We must not misread the Truss crisis. Markets will fund investment that lifts trend growth and pays for itself. They will punish borrowing for consumption.
Britain obviously needs radical reform of the benefits system. It must draw some of the 8.7 million “inactive” people of working age back into the productive economy.
But Prof Miles came close to saying that everything other than fiscal contraction is wishful thinking. “It is hard to see what government policies would reliably put the UK on a faster productivity path,” he said.
Actually, the London School of Economics has published a 56-page document – Boosting Growth and Productivity – laying out in some detail exactly how it can be achieved. This Stern II report argues that an extra 1pc of GDP in public investment each year will lever even larger amounts of private capital and set off a sustained “growth acceleration”.

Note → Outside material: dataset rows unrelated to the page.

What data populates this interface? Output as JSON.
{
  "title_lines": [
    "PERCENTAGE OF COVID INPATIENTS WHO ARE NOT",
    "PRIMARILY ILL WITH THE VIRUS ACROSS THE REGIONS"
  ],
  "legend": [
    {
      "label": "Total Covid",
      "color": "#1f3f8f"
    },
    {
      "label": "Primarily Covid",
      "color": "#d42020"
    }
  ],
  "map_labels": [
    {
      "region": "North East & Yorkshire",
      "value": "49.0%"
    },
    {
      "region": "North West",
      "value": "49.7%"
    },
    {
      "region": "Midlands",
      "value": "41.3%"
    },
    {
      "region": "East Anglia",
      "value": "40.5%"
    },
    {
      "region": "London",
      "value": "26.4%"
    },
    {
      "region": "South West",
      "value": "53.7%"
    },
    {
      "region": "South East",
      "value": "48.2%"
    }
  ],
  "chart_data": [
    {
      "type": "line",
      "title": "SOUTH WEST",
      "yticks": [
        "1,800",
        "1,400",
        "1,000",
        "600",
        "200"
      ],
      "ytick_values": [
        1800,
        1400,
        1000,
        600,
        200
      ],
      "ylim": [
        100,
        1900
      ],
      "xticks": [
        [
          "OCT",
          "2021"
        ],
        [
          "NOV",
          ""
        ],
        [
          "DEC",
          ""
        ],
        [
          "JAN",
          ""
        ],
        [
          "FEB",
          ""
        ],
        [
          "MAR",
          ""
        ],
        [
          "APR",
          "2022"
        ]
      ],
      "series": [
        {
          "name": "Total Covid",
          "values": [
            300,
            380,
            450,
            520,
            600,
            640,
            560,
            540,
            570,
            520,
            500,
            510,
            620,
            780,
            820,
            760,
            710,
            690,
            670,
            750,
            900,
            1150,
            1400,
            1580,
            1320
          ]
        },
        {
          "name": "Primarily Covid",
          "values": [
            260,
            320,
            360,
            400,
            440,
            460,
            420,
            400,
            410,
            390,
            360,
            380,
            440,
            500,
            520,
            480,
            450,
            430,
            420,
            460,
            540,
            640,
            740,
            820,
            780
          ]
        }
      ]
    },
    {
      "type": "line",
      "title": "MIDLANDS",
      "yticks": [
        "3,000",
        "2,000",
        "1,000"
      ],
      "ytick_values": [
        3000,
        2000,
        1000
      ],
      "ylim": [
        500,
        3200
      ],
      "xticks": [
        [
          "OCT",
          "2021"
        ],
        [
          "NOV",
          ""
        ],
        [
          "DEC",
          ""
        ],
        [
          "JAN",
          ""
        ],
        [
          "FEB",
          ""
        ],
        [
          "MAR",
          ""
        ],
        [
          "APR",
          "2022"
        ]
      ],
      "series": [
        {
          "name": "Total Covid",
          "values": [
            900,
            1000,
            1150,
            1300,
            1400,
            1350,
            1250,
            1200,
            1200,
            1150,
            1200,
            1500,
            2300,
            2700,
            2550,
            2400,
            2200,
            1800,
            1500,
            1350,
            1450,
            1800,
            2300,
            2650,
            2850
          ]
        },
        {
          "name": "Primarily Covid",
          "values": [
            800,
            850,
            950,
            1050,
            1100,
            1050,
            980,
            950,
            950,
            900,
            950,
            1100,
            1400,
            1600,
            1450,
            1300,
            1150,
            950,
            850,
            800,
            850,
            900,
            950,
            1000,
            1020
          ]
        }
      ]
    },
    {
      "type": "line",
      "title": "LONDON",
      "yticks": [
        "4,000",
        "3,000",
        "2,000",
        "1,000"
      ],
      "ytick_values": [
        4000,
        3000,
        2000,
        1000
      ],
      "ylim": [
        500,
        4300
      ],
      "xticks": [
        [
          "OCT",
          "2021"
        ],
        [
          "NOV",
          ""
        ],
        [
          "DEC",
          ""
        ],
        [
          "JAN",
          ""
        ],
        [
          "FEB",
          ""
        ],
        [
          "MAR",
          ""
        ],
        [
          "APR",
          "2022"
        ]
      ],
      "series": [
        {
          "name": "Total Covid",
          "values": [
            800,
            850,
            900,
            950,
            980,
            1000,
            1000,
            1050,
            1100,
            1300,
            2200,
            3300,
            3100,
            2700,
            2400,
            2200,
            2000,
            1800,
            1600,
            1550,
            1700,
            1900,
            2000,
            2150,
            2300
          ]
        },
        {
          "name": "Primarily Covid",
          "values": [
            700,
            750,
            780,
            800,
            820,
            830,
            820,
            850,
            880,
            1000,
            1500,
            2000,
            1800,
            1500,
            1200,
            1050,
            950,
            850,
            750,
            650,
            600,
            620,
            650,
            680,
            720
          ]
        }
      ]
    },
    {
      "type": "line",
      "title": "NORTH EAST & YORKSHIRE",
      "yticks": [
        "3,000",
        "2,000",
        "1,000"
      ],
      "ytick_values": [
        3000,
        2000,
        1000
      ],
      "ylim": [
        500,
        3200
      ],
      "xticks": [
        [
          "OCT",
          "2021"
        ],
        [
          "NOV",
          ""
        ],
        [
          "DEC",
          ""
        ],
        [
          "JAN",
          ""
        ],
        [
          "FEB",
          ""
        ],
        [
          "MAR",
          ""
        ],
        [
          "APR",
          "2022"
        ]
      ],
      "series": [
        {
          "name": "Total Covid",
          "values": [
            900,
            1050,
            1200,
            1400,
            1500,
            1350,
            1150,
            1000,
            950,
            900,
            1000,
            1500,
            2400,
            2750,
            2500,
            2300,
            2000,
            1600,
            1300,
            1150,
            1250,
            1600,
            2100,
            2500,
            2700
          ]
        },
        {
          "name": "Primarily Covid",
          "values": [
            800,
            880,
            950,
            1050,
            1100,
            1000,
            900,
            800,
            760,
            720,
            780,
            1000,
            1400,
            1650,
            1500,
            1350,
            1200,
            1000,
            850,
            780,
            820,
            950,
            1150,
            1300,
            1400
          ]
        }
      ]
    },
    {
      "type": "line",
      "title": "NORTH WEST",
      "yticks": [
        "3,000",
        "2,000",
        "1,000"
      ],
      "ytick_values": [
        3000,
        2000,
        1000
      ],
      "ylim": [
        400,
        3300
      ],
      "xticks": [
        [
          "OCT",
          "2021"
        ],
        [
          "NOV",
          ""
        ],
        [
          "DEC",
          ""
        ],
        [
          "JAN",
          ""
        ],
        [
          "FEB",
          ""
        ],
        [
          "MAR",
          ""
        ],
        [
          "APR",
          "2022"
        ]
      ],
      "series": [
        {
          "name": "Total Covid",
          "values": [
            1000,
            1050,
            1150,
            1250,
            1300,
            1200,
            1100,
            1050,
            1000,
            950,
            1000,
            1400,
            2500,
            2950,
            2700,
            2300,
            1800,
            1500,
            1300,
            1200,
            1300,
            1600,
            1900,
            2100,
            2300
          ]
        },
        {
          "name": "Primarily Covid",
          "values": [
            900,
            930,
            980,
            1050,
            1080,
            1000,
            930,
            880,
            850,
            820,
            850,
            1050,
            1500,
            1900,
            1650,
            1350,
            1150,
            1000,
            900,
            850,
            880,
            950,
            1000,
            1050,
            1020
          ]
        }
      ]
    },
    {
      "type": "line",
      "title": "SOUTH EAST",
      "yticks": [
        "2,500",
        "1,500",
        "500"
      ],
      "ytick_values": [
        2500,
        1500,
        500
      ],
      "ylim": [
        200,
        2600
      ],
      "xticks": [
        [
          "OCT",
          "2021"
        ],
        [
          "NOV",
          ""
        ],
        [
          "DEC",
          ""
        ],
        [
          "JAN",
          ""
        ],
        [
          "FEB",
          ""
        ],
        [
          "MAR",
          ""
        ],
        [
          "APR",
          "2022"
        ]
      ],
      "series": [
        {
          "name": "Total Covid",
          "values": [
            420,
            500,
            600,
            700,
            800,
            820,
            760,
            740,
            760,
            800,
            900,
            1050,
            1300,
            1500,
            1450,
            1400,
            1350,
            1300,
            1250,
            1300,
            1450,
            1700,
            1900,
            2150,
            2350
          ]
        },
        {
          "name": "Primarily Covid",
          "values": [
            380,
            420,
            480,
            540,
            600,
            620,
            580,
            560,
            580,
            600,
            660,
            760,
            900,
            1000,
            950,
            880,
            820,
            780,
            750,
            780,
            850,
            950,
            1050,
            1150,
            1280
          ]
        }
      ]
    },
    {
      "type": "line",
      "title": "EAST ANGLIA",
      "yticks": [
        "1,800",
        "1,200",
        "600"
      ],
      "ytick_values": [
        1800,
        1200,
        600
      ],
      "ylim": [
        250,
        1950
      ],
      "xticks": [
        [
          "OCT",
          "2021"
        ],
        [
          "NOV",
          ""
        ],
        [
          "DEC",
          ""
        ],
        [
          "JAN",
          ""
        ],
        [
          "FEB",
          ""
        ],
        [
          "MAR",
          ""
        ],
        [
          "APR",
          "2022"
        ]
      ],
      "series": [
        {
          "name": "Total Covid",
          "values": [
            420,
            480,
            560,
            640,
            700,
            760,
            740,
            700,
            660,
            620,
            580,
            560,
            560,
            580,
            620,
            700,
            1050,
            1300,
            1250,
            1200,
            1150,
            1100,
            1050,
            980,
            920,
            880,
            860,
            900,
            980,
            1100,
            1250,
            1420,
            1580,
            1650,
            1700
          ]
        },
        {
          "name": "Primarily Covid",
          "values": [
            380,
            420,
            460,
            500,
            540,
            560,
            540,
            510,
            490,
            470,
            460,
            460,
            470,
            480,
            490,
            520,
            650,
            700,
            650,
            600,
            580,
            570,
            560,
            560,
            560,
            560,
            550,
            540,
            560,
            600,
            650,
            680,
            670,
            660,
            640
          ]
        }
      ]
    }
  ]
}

Once you reach the OBR’s highly-contestable conclusion that public investment cannot lift us out of our bad equilibrium, you end up advocating slash-and-burn austerity as the only path to “fiscal headroom”. Both the Keynesian Left and the industrial Right say it was precisely this sort of thinking in the 2010s that set off a vicious cycle.
Let us be clear: the Treasury nexus does not speak with particular authority. It has a view that clashes with the conflicting view of many of the cleverest minds in global economics, as it did with Keynes in the 1920s and 1930s – and history tells us who was right. This is the Budget debate that we should be having.